Esteva described a breast cancer patient first treated with a mastectomy and the antiestrogen tamoxifen in 1995. Five years later, cancer had spread to her lungs, prompting treatment with a newer anticancer drug, an aromatase inhibitor. When that no longer worked, her cancer was found to possess a molecular factor, HER-2, and she began treatment with Herceptin, a designer drug tailor made to attack HER-2-positive breast cancer.
Herceptin therapy was able to stabilize her metastases for years, “something we had not seen before,” Esteva said.
The patient now receives a combination of Herceptin and another drug and enjoys a relatively normal quality of life, the doctor reported.

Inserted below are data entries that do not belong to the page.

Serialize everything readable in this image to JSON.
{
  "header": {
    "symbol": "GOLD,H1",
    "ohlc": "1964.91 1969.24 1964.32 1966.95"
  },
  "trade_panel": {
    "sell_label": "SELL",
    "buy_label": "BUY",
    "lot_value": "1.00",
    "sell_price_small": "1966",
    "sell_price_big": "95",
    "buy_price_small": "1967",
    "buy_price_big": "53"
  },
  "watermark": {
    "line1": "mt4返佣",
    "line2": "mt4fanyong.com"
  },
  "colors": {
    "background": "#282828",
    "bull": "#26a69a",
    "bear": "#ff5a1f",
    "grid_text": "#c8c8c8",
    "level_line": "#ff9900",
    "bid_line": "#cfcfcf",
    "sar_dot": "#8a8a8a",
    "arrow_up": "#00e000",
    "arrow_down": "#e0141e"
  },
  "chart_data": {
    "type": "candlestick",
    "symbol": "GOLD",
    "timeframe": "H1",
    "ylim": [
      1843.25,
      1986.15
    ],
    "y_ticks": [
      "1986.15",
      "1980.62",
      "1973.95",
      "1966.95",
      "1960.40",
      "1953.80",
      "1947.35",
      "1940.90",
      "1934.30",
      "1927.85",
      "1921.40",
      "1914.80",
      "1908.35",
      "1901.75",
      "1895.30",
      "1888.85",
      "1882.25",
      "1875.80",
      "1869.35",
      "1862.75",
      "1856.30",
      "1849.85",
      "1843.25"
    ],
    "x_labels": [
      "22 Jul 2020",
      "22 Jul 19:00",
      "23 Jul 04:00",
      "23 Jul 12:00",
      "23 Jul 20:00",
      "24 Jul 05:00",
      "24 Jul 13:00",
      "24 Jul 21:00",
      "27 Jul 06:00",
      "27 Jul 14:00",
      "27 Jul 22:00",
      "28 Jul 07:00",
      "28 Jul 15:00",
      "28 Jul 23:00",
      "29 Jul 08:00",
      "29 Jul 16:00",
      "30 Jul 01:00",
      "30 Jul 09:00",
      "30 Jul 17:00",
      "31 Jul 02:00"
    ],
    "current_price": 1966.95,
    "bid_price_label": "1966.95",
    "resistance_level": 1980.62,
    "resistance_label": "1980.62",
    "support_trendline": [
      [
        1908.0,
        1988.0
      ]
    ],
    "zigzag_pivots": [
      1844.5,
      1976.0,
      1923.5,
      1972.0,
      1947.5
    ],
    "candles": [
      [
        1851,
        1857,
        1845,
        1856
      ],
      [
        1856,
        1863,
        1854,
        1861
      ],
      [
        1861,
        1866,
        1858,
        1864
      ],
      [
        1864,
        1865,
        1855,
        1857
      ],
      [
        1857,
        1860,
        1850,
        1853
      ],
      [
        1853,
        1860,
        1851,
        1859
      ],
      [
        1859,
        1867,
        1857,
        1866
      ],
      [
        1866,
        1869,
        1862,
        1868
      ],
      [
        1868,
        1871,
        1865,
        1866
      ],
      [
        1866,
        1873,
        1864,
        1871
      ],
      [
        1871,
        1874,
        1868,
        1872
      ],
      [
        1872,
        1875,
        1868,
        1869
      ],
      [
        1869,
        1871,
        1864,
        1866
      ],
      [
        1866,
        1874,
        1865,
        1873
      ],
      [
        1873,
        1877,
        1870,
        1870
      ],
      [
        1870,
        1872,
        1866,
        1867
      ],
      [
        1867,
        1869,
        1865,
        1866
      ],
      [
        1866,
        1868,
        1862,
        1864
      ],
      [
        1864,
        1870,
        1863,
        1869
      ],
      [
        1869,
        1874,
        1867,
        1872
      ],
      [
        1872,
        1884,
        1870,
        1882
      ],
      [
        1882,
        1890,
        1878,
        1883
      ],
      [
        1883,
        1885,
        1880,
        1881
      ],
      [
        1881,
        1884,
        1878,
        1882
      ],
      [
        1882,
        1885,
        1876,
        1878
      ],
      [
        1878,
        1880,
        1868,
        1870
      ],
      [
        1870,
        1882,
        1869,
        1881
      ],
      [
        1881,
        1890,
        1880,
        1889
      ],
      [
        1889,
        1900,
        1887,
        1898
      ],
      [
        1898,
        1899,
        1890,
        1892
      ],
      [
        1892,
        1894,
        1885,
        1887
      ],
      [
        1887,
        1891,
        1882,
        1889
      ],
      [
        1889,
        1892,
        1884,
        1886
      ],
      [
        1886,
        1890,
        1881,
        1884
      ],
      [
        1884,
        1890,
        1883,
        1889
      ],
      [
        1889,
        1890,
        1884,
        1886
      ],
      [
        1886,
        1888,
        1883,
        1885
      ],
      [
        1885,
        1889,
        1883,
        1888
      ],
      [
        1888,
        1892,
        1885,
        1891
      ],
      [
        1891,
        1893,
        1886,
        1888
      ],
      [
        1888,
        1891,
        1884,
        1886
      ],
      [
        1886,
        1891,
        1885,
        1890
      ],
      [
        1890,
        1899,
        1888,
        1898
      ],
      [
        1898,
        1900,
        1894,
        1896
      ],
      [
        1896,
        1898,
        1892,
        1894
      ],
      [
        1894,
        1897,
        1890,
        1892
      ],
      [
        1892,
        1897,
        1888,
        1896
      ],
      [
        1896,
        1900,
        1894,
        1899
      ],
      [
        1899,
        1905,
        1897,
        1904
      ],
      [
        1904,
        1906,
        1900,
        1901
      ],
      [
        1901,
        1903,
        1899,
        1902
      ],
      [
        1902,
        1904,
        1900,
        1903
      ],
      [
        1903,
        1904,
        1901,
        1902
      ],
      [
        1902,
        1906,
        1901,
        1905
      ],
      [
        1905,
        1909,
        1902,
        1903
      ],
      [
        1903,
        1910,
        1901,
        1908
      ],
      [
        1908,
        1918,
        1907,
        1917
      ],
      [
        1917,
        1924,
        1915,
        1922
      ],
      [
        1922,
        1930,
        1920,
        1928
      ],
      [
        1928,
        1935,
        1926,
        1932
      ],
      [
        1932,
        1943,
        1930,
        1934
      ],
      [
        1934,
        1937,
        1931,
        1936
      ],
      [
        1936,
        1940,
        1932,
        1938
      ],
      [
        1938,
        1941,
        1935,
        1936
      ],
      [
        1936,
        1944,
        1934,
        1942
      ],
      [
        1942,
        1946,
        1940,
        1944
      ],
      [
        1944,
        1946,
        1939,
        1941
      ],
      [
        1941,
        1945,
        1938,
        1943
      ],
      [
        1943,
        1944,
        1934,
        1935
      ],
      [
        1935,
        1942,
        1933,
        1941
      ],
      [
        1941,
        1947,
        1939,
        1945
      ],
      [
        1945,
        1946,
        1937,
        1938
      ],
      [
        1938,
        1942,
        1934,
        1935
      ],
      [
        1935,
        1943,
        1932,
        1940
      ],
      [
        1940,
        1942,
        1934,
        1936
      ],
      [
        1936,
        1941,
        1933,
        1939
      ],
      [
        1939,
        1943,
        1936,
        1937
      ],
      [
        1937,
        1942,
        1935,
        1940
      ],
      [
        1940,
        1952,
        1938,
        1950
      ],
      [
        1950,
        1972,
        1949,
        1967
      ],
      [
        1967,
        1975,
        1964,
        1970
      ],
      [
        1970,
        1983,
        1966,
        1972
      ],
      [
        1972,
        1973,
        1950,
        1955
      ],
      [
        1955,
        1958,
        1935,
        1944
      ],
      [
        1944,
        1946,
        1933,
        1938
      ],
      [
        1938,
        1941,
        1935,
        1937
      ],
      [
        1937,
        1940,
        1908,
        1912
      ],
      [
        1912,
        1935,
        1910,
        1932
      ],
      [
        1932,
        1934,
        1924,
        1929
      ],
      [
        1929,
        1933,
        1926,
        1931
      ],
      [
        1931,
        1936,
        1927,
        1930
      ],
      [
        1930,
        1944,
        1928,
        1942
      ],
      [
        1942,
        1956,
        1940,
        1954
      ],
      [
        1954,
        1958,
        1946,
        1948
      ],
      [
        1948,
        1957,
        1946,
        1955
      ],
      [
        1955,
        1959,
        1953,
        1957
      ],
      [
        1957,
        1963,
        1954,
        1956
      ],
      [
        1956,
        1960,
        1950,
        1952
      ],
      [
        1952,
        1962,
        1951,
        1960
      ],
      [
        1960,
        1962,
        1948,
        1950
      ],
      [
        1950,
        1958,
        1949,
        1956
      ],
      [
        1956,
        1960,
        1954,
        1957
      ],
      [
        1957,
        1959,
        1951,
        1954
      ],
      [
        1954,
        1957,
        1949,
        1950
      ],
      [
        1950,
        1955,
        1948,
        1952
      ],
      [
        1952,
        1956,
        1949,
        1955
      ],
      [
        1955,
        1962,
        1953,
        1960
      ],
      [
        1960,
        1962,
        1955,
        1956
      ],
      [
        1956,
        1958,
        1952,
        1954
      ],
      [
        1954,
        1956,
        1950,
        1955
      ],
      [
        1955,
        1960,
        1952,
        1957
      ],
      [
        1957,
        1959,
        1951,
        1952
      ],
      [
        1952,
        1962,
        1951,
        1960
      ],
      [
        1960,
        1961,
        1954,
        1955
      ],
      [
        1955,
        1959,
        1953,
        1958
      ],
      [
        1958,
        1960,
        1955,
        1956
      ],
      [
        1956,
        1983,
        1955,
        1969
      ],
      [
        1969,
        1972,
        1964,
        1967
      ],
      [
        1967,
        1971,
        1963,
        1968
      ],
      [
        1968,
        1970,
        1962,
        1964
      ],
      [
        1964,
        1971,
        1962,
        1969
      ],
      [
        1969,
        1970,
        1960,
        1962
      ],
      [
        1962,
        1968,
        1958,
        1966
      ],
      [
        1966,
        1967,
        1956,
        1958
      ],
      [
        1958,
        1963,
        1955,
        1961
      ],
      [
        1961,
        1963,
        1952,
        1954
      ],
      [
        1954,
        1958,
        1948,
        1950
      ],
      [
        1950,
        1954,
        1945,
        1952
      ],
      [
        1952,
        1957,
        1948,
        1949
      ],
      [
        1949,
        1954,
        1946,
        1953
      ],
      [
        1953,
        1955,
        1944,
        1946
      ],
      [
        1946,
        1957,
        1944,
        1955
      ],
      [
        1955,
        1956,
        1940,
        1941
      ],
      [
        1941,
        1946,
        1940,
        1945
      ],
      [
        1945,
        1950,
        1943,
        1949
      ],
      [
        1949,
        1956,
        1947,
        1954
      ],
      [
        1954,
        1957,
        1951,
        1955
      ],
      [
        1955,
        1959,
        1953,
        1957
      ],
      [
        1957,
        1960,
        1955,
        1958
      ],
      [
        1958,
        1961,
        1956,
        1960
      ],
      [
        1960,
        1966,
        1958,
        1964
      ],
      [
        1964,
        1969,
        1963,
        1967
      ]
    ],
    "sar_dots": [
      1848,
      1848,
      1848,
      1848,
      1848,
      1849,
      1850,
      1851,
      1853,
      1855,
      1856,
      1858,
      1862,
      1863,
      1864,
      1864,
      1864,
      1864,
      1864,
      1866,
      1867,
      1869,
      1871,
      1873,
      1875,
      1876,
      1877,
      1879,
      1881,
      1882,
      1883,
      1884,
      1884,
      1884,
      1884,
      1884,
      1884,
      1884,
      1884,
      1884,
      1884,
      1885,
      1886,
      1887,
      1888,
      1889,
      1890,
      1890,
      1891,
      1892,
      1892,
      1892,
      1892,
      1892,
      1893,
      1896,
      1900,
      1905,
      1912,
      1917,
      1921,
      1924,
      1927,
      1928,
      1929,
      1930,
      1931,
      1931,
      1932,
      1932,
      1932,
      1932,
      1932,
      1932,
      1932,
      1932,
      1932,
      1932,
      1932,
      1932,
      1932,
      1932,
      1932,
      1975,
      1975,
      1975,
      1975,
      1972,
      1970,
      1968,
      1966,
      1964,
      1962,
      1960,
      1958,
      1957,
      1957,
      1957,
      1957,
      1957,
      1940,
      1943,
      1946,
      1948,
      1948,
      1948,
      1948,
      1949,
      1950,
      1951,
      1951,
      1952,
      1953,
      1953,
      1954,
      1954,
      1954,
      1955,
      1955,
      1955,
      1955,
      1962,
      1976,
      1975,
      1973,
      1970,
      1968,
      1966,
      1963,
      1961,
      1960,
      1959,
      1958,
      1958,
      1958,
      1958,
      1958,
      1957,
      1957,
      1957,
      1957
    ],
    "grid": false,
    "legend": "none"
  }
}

There has also been progress in prolonging survival in patients with metastatic kidney cancer.
Nizar Tannir, a specialist in genitourinary cancer at the Houston center, said that before 2005 there was not much to offer patients with advanced renal cell carcinoma. But within two years, three new drugs became available that have resulted in a 50 percent increase in overall survival.
Tannir recommends that patients given a bleak prognosis seek a second opinion from an expert at a major cancer center, in person if possible, or by phone or e-mail through their doctor’s office.